One danger of dynamically allocated flyweights is the possibility of eventually exhausting memory, if the number of possible values is very large and callers might request a large number of unique values over a program’s runtime. In such cases you might consider using a WeakValueDictionary from the weakref module.

Weak references wouldn’t work in the simple example given above, because my_intern uses each interned string not only as a value but also as the corresponding key. But it should work fine in the more common case where the indexes are simple values but the keys are more complicated object instances.
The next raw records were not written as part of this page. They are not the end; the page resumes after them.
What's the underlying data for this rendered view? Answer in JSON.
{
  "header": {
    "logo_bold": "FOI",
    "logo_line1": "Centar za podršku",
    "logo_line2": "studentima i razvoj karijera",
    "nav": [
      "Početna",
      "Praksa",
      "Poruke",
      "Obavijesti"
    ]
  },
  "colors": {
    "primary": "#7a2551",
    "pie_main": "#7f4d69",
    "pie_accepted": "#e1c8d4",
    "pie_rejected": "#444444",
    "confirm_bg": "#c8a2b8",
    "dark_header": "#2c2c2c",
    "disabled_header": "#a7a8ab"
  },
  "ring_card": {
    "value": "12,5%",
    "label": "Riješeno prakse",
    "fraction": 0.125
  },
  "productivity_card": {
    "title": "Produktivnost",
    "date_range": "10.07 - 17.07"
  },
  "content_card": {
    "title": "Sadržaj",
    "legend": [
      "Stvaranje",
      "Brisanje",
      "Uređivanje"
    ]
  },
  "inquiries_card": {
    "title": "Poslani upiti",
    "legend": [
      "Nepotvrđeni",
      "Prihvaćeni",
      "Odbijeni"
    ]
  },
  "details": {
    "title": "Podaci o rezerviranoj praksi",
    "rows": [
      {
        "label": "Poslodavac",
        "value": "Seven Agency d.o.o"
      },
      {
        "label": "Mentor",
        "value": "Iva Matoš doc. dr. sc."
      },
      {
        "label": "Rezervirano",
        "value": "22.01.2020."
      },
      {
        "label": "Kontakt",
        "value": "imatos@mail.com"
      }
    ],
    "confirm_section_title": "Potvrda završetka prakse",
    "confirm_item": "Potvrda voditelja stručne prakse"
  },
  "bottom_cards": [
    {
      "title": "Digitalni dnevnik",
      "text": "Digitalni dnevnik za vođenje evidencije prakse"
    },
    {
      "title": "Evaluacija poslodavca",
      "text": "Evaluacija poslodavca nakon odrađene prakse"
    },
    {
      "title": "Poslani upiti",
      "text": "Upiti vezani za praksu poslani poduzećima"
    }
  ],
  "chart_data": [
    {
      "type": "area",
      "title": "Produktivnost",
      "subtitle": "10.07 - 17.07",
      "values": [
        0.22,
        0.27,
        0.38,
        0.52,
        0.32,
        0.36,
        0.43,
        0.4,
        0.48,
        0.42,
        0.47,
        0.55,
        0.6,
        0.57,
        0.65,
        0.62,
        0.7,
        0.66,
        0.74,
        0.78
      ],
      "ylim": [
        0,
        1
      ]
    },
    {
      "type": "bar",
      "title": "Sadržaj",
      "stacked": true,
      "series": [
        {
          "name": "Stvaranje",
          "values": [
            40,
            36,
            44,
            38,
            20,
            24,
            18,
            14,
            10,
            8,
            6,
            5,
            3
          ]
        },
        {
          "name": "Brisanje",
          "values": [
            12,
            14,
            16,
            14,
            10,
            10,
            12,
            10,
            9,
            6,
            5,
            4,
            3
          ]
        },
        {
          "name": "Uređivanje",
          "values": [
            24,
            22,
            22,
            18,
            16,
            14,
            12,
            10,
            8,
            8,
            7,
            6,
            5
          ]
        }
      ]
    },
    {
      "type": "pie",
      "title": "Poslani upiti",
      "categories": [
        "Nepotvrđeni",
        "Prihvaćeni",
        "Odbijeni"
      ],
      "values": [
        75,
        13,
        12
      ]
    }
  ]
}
The Gang of Four define the Flyweight Pattern as using a factory function, but Python provides another possibility: a class can implement the pattern right in its constructor, just like bool() and int(). Rewriting the above example as a class — and, for the sake of example, allocating objects on-demand instead of building them ahead of time — would produce something like:

class Grade(object):
    _instances = {}

    def __new__(cls, percent):
        percent = max(50, min(99, percent))
        letter = 'FDCBA'[(percent - 50) // 10]
        self = cls._instances.get(letter)
        if self is None:
            self = cls._instances[letter] = object.__new__(Grade)
            self.letter = letter
        return self

    def __repr__(self):
        return 'Grade {!r}'.format(self.letter)

print(Grade(55), Grade(85), Grade(95), Grade(100))
print(len(Grade._instances))    # number of instances
print(Grade(95) is Grade(100))  # ask for ‘A’ two more times
print(len(Grade._instances))    # number stayed the same?
Grade 'F' Grade 'B' Grade 'A' Grade 'A'
3
True
3

You can see that once a Grade object for A has been created, all further requests for it receive the same object; the instances dictionary doesn’t continue to grow.

Note that we don’t define __init__() in a class like this whose __new__() might return an existing object. That’s because Python always calls __init__() on the object received back from __new__() (as long as the object is an instance of the class itself), which would be useful the first time we returned a new Flyweight object, but redundant on subsequent occasions when we returned the already-initialized object. So we instead do the work of initialization right in the middle of __new__():

self.letter = letter

Having illustrated the possibility of hiding your Flyweight Pattern factory inside of __new__(), I recommend against it because it produces code whose behavior does not match its spelling. When a Python programmer sees Grade(95), they are going to think “new object instance” along with all of the consequences, unless they are in on the secret that __new__() has been overridden and unless they always remember that fact when reading code.

A traditional Flyweight Pattern factory function will be less likely to trigger assumptions like “this code is building a new object” and in any case is simpler both to implement and debug.